You can read the full article, and Michelle’s comments, here.

WTF, you may huff, but taking a back-pocket hit is a sad and growing reality for many people (even the new POTUS). Here, how to make it work and find a positive outcome.

A working life used to be so simple – get the degree, do the training then graft until you’re sent off into the sunset with a gold watch. Not anymore. Career changes, redundancies, toggling between the private and public sectors or simple pressures of progress make the prospect of a pay cut more likely than ever before.

Not, we’d hope, anything on par with the $1 a year President Trump has volunteered to take for his White House gig which, to be honest,  seems about right for someone with his level of civic experience. But with employees tending to spend less time in roles, dropping up to $10k in salary is no longer unusual.
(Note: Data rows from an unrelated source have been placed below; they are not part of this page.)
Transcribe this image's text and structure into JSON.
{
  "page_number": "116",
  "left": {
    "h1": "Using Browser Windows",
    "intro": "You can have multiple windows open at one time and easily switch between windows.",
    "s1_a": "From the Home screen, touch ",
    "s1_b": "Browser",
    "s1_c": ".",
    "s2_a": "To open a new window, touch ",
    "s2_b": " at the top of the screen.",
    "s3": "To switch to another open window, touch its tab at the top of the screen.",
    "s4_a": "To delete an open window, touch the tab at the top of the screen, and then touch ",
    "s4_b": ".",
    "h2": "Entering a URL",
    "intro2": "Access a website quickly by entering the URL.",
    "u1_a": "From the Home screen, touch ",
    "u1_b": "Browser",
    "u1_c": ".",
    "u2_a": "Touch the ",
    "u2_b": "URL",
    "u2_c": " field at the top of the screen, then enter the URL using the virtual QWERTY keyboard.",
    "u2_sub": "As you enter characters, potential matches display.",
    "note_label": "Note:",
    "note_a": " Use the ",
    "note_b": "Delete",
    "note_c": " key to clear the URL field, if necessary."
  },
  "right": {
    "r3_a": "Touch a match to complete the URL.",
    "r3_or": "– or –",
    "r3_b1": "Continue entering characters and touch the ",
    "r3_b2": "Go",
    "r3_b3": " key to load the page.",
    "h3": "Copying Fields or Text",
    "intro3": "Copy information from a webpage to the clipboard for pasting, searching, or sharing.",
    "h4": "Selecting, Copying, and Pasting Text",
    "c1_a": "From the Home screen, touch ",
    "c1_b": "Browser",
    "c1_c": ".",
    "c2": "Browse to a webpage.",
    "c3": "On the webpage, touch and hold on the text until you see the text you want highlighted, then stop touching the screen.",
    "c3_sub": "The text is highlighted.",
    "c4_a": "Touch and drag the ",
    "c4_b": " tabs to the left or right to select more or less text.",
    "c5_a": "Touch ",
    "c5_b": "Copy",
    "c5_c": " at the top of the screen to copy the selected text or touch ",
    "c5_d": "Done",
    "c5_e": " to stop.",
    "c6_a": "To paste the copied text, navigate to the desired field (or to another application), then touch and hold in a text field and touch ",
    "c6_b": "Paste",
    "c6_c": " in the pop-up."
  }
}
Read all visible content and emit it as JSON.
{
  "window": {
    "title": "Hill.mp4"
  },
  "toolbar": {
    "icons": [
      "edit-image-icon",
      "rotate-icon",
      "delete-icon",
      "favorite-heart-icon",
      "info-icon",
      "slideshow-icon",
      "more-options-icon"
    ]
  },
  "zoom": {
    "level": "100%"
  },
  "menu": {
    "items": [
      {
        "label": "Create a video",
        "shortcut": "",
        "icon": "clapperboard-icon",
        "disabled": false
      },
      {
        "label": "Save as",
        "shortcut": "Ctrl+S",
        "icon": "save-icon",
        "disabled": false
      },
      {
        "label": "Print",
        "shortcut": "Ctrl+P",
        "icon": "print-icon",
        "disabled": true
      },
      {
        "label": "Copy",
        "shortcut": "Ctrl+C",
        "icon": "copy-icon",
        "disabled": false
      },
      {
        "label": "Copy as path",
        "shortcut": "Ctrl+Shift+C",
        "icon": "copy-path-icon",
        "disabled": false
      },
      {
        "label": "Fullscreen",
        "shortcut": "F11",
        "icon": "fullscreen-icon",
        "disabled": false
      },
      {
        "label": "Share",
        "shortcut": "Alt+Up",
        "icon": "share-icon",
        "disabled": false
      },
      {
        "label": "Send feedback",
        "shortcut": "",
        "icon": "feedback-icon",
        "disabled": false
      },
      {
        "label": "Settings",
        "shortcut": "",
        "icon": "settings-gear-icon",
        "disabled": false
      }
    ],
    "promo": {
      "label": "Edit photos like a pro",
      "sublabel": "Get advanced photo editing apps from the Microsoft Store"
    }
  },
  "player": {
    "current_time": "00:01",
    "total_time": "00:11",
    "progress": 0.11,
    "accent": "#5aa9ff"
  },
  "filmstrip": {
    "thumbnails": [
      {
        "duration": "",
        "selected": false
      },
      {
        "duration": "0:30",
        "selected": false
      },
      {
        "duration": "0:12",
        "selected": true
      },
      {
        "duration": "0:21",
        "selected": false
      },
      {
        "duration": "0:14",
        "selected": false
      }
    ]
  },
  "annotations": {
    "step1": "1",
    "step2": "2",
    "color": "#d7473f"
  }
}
The trick is to view it as a smart, gutsy play in a long game.

“Showing you’re willing to take a speculative opportunity despite a short-term sacrifice is attractive to employers,” explains Marcus Crow, from business training agency 10000hours.com.

Michelle Gibbings, a leadership expert at Change Meridian, agrees that career progression trumps pay.

“Employers will consider whether your roles are getting bigger, more responsible, more influential,” she says. “Often salary doesn’t even come into the first conversation.”

Constant upgrading of your skill set is what’s key, adds career coach Benjamin J Harvey from Authentic Education, named one of BRW’s ‘Fast 100’ companies in 2015.

“If you tell a recruiter ‘I took a $20,000 pay cut to do more meaningful work and better position myself for future opportunities’ then you’re someone who’s got the courage to go against the norm and be different,” says Harvey.

There are some circumstances where taking a pretty sizeable back pocket hit is almost guaranteed, such as moving from corporate to public sector; making a major industry change that requires starting out on a lower rung; entering the start-up space; opting for self-employment; or even just trying to recalibrate the supposed work/life balance. Occasionally, it can also occur when trying to survive a purge at a company.

“Be really clear on your reasons,” says Gibbings. “Is this something you’re doing because you see greater opportunity? Or because there’s a chance to become a stakeholder if it’s a start-up? Or is just to enter a different working culture?”

Knowing your reasoning not only helps sell the move to future employers, but helps you justify to yourself the pain of that first remittance slip.

“Reminding yourself of your reasoning will allow you to handle the short-term adversity,” says Crow.

Don’t forget to do the math. Can you afford it? And if the numbers mean concrete lifestyle changes – trading the Cayenne for a Kia – can your ego take the hit?

In the same way, think through the question of title.

“People are often much more connected than they think to their position,” says Gibbings. “Like it or not, we live in a fairly hierarchical society and there is status connected to title, so if you’re also taking a downgrade, you’ll need to be comfortable with that.”

If it all adds up, hold your nose and jump. “The narrative, inwardly and outwardly, really should be one of courage,” adds Crow. “You’re someone with the capacity to face certain losses for uncertain gains. But you do it because you believe the future benefits will outweigh the financial loss, and because, over time you’ll make up the shortfall.”